Ambient Weather
- Type: Private
- Industry: Retail
- Founded: 1998
- Headquarters: Chandler, AZ
- Key people: Chuck Arkell CEO
- Products: Weather Stations
- Number of employees: 9

= Ambient Weather =

Weather station and software manufacturer

Ambient Weather is an Arizona based weather station and software manufacturer that specializes in customized products for the home and office, industry, schools, resorts, government and the media.

The company appeared on Inc. Magazine's Top 500/5000 list Honor Roll of fastest growing private companies for five consecutive years (2004–2008), and they were named one of the 500 largest Internet Retailers ranked by annual sales in the United States according to Internet Retailer magazine in 2007.

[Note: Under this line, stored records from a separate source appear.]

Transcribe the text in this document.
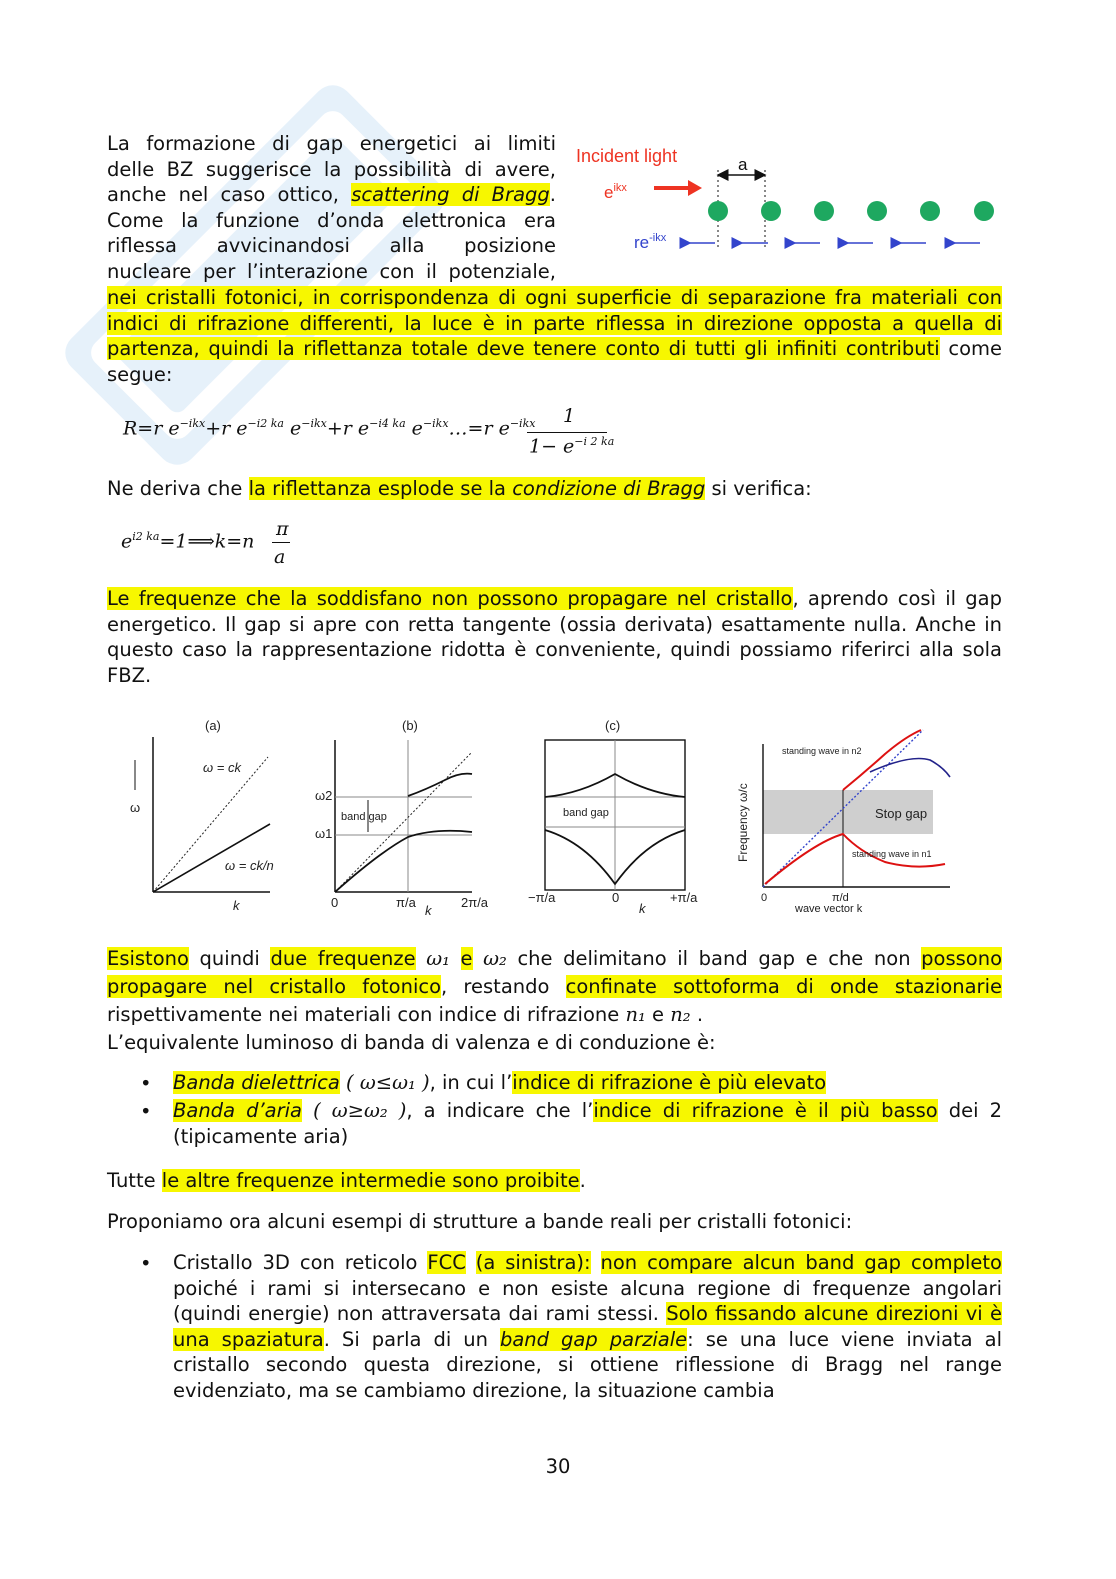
La formazione di gap energetici ai limiti
delle BZ suggerisce la possibilità di avere,
anche nel caso ottico, scattering di Bragg.
Come la funzione d’onda elettronica era
riflessa avvicinandosi alla posizione
nucleare per l’interazione con il potenziale,
Incident light	a
$e^{ikx}$
$re^{-ikx}$
nei cristalli fotonici, in corrispondenza di ogni superficie di separazione fra materiali con indici di rifrazione differenti, la luce è in parte riflessa in direzione opposta a quella di partenza, quindi la riflettanza totale deve tenere conto di tutti gli infiniti contributi come segue:
R=r $e^{-ikx}+r$ $e^{-i2 ka}$ $e^{-ikx}+r$ $e^{-i4 ka}$ $e^{-ikx}\dots=r$ $e^{-ikx}$ 1
$1- e^{-i 2 ka}$
Ne deriva che la riflettanza esplode se la condizione di Bragg si verifica:
$e^{i2 ka}=1⟹k=n$
π
a
Le frequenze che la soddisfano non possono propagare nel cristallo, aprendo così il gap energetico. Il gap si apre con retta tangente (ossia derivata) esattamente nulla. Anche in questo caso la rappresentazione ridotta è conveniente, quindi possiamo riferirci alla sola FBZ.
(a)
ω
ω = ck
ω = ck/n
k
(b)
ω2
ω1
band gap
0	π/a	2π/a
k
(c)
band gap
−π/a	0	+π/a
k
Frequency ω/c
standing wave in n2
Stop gap
standing wave in n1
0	π/d
wave vector k
Esistono quindi due frequenze ω₁ e ω₂ che delimitano il band gap e che non possono propagare nel cristallo fotonico, restando confinate sottoforma di onde stazionarie rispettivamente nei materiali con indice di rifrazione n₁ e n₂ .
L’equivalente luminoso di banda di valenza e di conduzione è:
• Banda dielettrica ( ω≤ω₁ ), in cui l’indice di rifrazione è più elevato
• Banda d’aria ( ω≥ω₂ ), a indicare che l’indice di rifrazione è il più basso dei 2 (tipicamente aria)
Tutte le altre frequenze intermedie sono proibite.
Proponiamo ora alcuni esempi di strutture a bande reali per cristalli fotonici:
• Cristallo 3D con reticolo FCC (a sinistra): non compare alcun band gap completo poiché i rami si intersecano e non esiste alcuna regione di frequenze angolari (quindi energie) non attraversata dai rami stessi. Solo fissando alcune direzioni vi è una spaziatura. Si parla di un band gap parziale: se una luce viene inviata al cristallo secondo questa direzione, si ottiene riflessione di Bragg nel range evidenziato, ma se cambiamo direzione, la situazione cambia
30
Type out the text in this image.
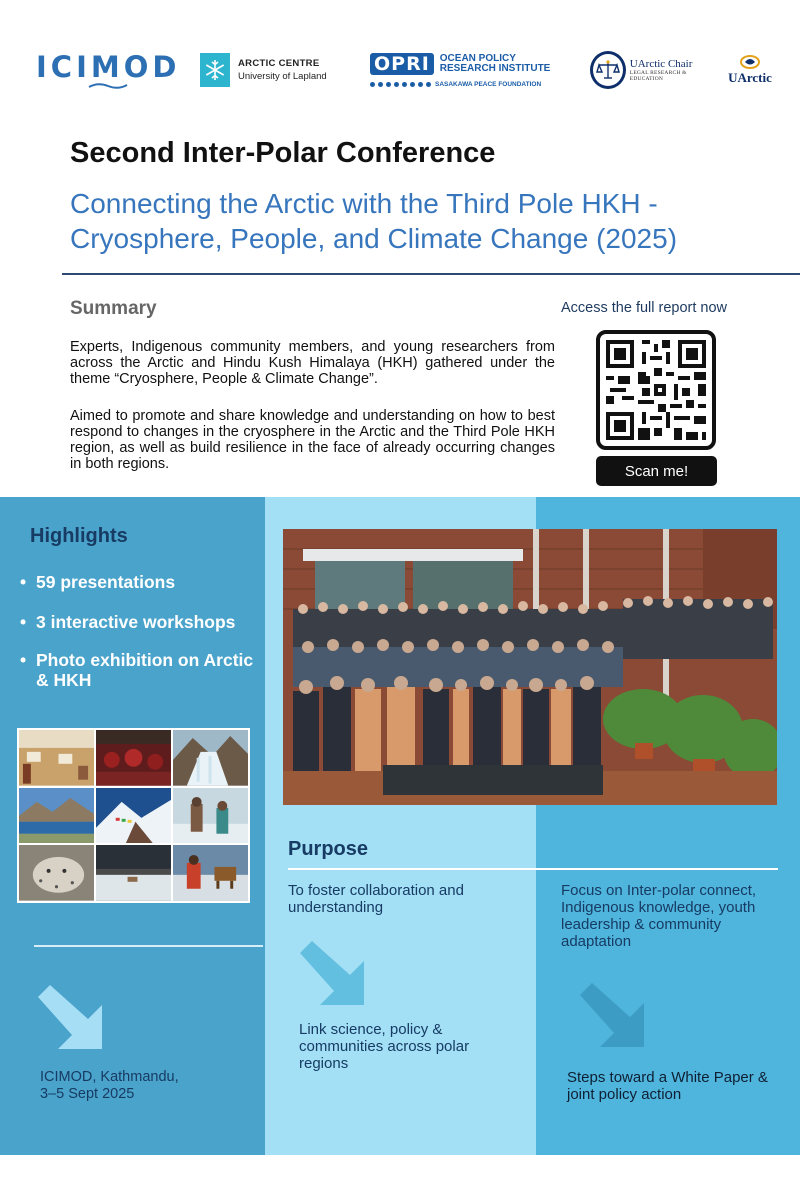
ICIMOD	ARCTIC CENTRE
University of Lapland
OPRI	OCEAN POLICY
RESEARCH INSTITUTE
SASAKAWA PEACE FOUNDATION
UArctic Chair
LEGAL RESEARCH & EDUCATION	UArctic
Second Inter-Polar Conference
Connecting the Arctic with the Third Pole HKH -
Cryosphere, People, and Climate Change (2025)
Summary

Experts, Indigenous community members, and young researchers from across the Arctic and Hindu Kush Himalaya (HKH) gathered under the theme “Cryosphere, People & Climate Change”.

Aimed to promote and share knowledge and understanding on how to best respond to changes in the cryosphere in the Arctic and the Third Pole HKH region, as well as build resilience in the face of already occurring changes in both regions.

Access the full report now
Scan me!
Highlights
• 59 presentations
• 3 interactive workshops
• Photo exhibition on Arctic & HKH
ICIMOD, Kathmandu,
3–5 Sept 2025
Purpose
To foster collaboration and understanding
Link science, policy & communities across polar regions
Focus on Inter-polar connect, Indigenous knowledge, youth leadership & community adaptation
Steps toward a White Paper & joint policy action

Their flagship product Virtual Weather Station is a software package for connecting personal computers to weather stations and the Internet, which displays, plots and stores data for monitoring and analysis. They launched a weather station cloud service in 2017. AmbientWeather.net provides live data monitoring, forecasts and weather maps, graphs and historical data, email and text alerts, and API, IFTTT, Amazon Alexa and Google Home integration.

In 2019, Ambient Weather was acquired by Nielsen-Kellerman, a manufacturer of weather stations, ballistics and weather instruments, and sports performance products.